Exactly what ElaineThere said. I am also showing osteopenia on my baseline after only a few months on aromasin. At least get a baseline so they can monitor you.

proudtospin

years ago I tested positive for osteopenia, my doc put me on Fosamax and I stayed on it for about 5 years, then ended on my own.

when I started the AL, I had a DEXA done that showed that the Fosamax had done its deed and all was good

I then made sure I did tons of weight bearing exercises and managed to hold my bone density to the same for the 5 years on the AL

all cool now

rmlulu

Had DEXA done pior to AL. At one year another DEXA showed a 10% loss grr. So now Zometa infusions every 6 months. Taking a aromasin vacation right now. Wrist pain makes it hard to even write my name...ugh. Still push to walk, dance, lift weights, and pound those bones. Hoping to complete 5 yrs...supplements&prunes&exercise.

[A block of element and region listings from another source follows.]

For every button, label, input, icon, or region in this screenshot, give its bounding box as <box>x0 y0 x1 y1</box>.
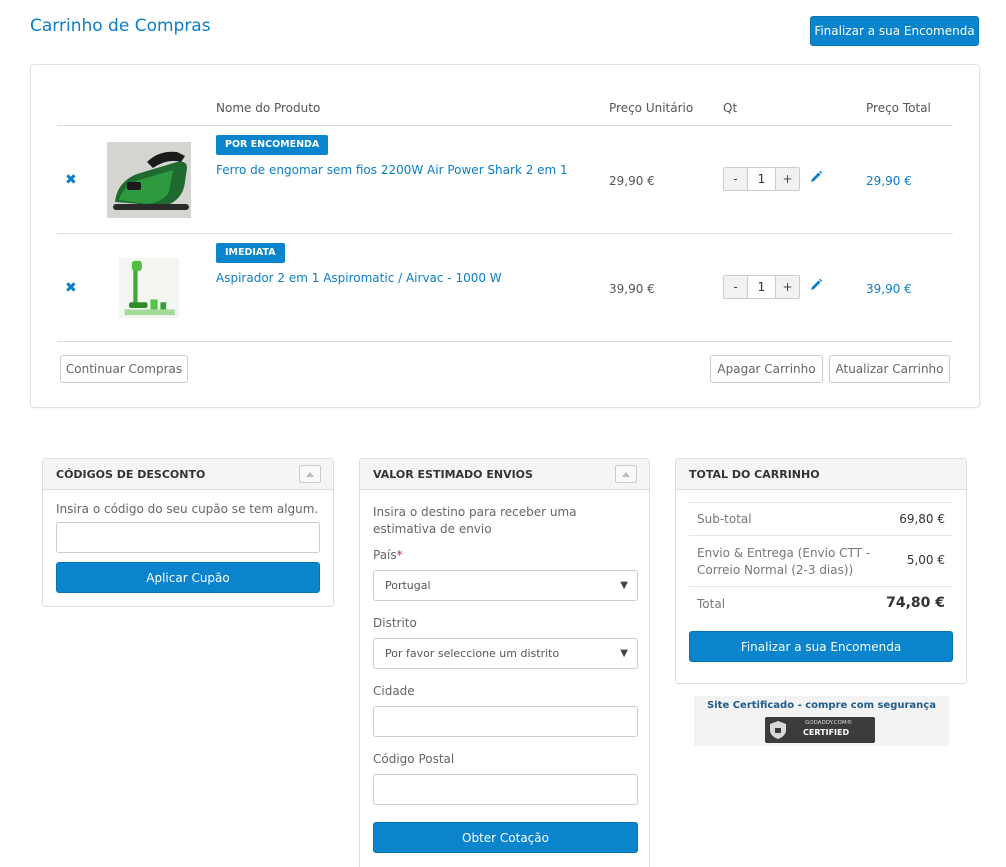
edit-pencil-icon[interactable] <box>809 278 823 292</box>
chevron-up-icon <box>306 471 314 477</box>
seal-text: Site Certificado - compre com segurança <box>707 700 936 711</box>
qty-increase-button[interactable]: + <box>776 168 799 190</box>
country-select-value: Portugal <box>385 579 431 592</box>
totals-title: TOTAL DO CARRINHO <box>689 468 820 481</box>
cart-table: Nome do Produto Preço Unitário Qt Preço … <box>30 64 980 408</box>
qty-value[interactable]: 1 <box>747 276 776 298</box>
header-qty: Qt <box>723 101 738 115</box>
quantity-stepper: - 1 + <box>723 167 800 191</box>
district-label: Distrito <box>373 616 417 630</box>
continue-shopping-button[interactable]: Continuar Compras <box>60 355 188 383</box>
godaddy-certified-badge: GODADDY.COM® CERTIFIED <box>765 717 875 743</box>
country-select[interactable]: Portugal ▼ <box>373 570 638 601</box>
collapse-button[interactable] <box>299 465 321 483</box>
subtotal-row: Sub-total 69,80 € <box>689 503 953 536</box>
postcode-label: Código Postal <box>373 752 455 766</box>
update-cart-button[interactable]: Atualizar Carrinho <box>829 355 950 383</box>
remove-item-icon[interactable]: ✖ <box>65 172 77 188</box>
remove-item-icon[interactable]: ✖ <box>65 280 77 296</box>
total-price: 39,90 € <box>866 282 912 296</box>
district-select-value: Por favor seleccione um distrito <box>385 647 560 660</box>
shipping-row: Envio & Entrega (Envio CTT - Correio Nor… <box>689 536 953 587</box>
shipping-panel-header: VALOR ESTIMADO ENVIOS <box>360 459 649 490</box>
shipping-hint: Insira o destino para receber uma estima… <box>373 505 577 536</box>
total-row: Total 74,80 € <box>689 587 953 621</box>
city-label: Cidade <box>373 684 415 698</box>
subtotal-label: Sub-total <box>697 512 752 526</box>
product-image-iron[interactable] <box>107 142 191 218</box>
product-link[interactable]: Aspirador 2 em 1 Aspiromatic / Airvac - … <box>216 271 502 285</box>
discount-hint: Insira o código do seu cupão se tem algu… <box>56 502 319 516</box>
apply-coupon-button[interactable]: Aplicar Cupão <box>56 562 320 593</box>
coupon-input[interactable] <box>56 522 320 553</box>
unit-price: 29,90 € <box>609 174 655 188</box>
discount-panel: CÓDIGOS DE DESCONTO Insira o código do s… <box>42 458 334 607</box>
discount-title: CÓDIGOS DE DESCONTO <box>56 468 206 481</box>
cart-table-header: Nome do Produto Preço Unitário Qt Preço … <box>57 91 953 126</box>
table-row: ✖ POR ENCOMENDA Ferro de engomar sem fio… <box>57 126 953 234</box>
collapse-button[interactable] <box>615 465 637 483</box>
qty-value[interactable]: 1 <box>747 168 776 190</box>
totals-table: Sub-total 69,80 € Envio & Entrega (Envio… <box>689 502 953 621</box>
finalize-order-button-bottom[interactable]: Finalizar a sua Encomenda <box>689 631 953 662</box>
header-product: Nome do Produto <box>216 101 321 115</box>
total-value: 74,80 € <box>886 595 945 611</box>
unit-price: 39,90 € <box>609 282 655 296</box>
country-label: País* <box>373 548 403 562</box>
dropdown-arrow-icon: ▼ <box>620 648 628 659</box>
city-input[interactable] <box>373 706 638 737</box>
subtotal-value: 69,80 € <box>899 512 945 526</box>
dropdown-arrow-icon: ▼ <box>620 580 628 591</box>
lock-shield-icon <box>770 721 786 739</box>
table-row: ✖ IMEDIATA Aspirador 2 em 1 Aspiromatic … <box>57 234 953 342</box>
discount-panel-header: CÓDIGOS DE DESCONTO <box>43 459 333 490</box>
qty-increase-button[interactable]: + <box>776 276 799 298</box>
availability-badge: POR ENCOMENDA <box>216 135 329 155</box>
cart-totals-panel: TOTAL DO CARRINHO Sub-total 69,80 € Envi… <box>675 458 967 684</box>
shipping-cost-label: Envio & Entrega (Envio CTT - Correio Nor… <box>697 546 871 577</box>
page-title: Carrinho de Compras <box>30 16 211 36</box>
edit-pencil-icon[interactable] <box>809 170 823 184</box>
header-total-price: Preço Total <box>866 101 931 115</box>
shipping-cost-value: 5,00 € <box>906 553 945 567</box>
availability-badge: IMEDIATA <box>216 243 285 263</box>
qty-decrease-button[interactable]: - <box>724 276 747 298</box>
qty-decrease-button[interactable]: - <box>724 168 747 190</box>
product-image-vacuum[interactable] <box>119 246 179 330</box>
quantity-stepper: - 1 + <box>723 275 800 299</box>
finalize-order-button[interactable]: Finalizar a sua Encomenda <box>810 16 979 46</box>
total-label: Total <box>697 597 726 611</box>
chevron-up-icon <box>622 471 630 477</box>
seal-badge-top: GODADDY.COM® <box>805 720 853 726</box>
total-price: 29,90 € <box>866 174 912 188</box>
district-select[interactable]: Por favor seleccione um distrito ▼ <box>373 638 638 669</box>
clear-cart-button[interactable]: Apagar Carrinho <box>710 355 823 383</box>
seal-badge-main: CERTIFIED <box>803 728 850 737</box>
totals-panel-header: TOTAL DO CARRINHO <box>676 459 966 490</box>
shipping-estimate-panel: VALOR ESTIMADO ENVIOS Insira o destino p… <box>359 458 650 867</box>
shipping-title: VALOR ESTIMADO ENVIOS <box>373 468 533 481</box>
security-seal[interactable]: Site Certificado - compre com segurança … <box>694 696 949 746</box>
postcode-input[interactable] <box>373 774 638 805</box>
get-quote-button[interactable]: Obter Cotação <box>373 822 638 853</box>
product-link[interactable]: Ferro de engomar sem fios 2200W Air Powe… <box>216 163 568 177</box>
header-unit-price: Preço Unitário <box>609 101 694 115</box>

Baseline and monitoring is imperative!

AryaS

I've only been on Aromasin about 6 weeks. Things were going well, almost no side effects at all and then this week it's really hit me, mouth pain, joint pain, depression. Same side effects I had on Arimidex. Should I expect it to get better or get worse? I can not imagine spending the next 5-10 years feeling like this.

Edited to add: This is my third try at hormonal therapy. I spent 8 months on Tamoxifen and it gave me a huge ovarian cyst and a uterine polyp. I had my ovaries out. Then spent 5 months on Arimidex which ended when I had a severe allergic reaction. I know with the severity of my diagnosis that this hormonal therapy is my best chance. I just am amazed at how hard they are on my body.